A CBSA spokesperson said the agency would not be able to comment on the case Saturday. Canada’s immigration and refugee board did not immediately respond to a request for comment.
Ahmed Abdulkadir, executive director of Ogaden Somali Community of Alberta Residents (OSCAR), said the group is now advocating on the family’s behalf and says several local community members who lived in Ifo can attest that Mahamed lived there as a Somali refugee.
Others who arrived on false Kenyan documents have been granted status, he said.
“They will ask before the hearing, ‘Can you prove you are Somali?’ ” Abdulkadir said. “And to do that, they come to organizations like us and we write verification letters, saying we know this individual is Somali, and we sign an affidavit … and normally that works.”

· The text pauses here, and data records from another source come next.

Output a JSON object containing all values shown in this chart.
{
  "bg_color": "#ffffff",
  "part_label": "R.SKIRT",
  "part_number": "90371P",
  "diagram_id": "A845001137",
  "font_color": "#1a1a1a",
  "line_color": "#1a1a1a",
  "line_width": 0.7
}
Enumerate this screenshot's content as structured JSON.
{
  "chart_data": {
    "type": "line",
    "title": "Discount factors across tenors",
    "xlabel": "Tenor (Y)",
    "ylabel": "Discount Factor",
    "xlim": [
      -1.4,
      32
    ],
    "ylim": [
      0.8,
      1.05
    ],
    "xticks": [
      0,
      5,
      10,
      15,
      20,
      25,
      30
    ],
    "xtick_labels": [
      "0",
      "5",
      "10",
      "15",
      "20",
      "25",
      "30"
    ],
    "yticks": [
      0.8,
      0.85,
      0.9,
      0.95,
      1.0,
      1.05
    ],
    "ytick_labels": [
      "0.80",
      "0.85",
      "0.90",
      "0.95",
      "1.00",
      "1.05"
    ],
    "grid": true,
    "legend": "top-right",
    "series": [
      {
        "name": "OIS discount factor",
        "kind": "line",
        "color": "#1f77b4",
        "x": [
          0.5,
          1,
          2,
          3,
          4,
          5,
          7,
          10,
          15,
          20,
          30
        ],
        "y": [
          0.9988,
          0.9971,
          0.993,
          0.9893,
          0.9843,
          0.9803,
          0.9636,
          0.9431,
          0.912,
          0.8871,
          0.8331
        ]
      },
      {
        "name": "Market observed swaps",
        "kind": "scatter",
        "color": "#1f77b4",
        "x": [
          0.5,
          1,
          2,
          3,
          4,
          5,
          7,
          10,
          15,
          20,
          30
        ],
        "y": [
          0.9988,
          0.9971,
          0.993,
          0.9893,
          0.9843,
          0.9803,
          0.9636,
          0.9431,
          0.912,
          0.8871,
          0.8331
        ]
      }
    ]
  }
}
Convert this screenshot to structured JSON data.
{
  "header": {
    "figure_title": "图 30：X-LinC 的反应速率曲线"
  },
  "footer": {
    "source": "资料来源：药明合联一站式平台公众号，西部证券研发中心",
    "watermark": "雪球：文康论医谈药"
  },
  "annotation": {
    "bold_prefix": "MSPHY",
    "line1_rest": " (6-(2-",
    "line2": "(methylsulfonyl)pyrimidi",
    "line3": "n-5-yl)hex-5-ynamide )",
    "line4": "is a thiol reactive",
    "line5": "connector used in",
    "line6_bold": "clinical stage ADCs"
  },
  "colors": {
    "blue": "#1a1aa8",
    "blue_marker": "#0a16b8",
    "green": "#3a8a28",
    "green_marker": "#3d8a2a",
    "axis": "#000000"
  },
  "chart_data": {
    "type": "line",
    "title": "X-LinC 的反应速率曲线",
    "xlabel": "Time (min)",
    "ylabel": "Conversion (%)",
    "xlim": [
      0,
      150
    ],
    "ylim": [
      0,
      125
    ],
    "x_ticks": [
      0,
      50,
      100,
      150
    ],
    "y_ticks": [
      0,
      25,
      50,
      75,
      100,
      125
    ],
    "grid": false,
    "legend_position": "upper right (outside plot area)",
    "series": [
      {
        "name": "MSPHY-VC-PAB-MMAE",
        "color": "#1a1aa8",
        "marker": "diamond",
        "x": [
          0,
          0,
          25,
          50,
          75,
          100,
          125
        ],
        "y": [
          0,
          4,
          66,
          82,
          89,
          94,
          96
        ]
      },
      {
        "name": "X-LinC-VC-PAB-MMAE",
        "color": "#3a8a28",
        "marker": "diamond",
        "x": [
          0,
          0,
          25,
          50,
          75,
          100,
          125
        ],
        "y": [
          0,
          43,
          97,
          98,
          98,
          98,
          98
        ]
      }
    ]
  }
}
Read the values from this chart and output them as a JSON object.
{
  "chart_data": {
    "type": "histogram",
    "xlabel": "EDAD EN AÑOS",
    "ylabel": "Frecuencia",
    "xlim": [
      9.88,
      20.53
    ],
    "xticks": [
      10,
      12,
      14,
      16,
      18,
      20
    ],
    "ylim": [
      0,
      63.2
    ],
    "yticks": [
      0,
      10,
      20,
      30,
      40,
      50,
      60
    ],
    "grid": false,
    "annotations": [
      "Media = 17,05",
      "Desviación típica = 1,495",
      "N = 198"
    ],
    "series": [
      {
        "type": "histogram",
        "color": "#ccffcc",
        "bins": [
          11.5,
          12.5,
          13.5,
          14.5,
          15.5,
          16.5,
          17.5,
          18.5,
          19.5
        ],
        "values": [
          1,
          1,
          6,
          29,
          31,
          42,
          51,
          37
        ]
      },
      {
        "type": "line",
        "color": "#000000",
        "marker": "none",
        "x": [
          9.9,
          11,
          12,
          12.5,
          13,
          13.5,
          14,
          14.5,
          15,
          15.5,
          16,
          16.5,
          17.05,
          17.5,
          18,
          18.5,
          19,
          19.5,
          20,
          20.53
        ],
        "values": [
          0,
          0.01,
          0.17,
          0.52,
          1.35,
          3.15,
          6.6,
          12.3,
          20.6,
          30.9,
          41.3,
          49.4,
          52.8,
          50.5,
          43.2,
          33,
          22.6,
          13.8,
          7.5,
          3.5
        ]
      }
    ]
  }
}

Establishing someone is Somali is important for refugee status, Abdulkadir said, adding Mahamed’s initial refugee claim was rejected over the documentation issue. In the worst-case scenario, it ensures someone is deported to the correct country (Mahamed said he would feel safer in Somalia than in Kenya).
Calgary-based immigration lawyer Raj Sharma didn’t know the specifics of the case but said CBSA removal officers don’t have much leeway on deportation orders. Exceptions include ongoing court processes to establish whether deportation places someone’s life at risk, he said.
Ali said she did not know what she would do without her husband. She said if he has to be deported, she hopes she and the children can be sent back with him to keep the family together.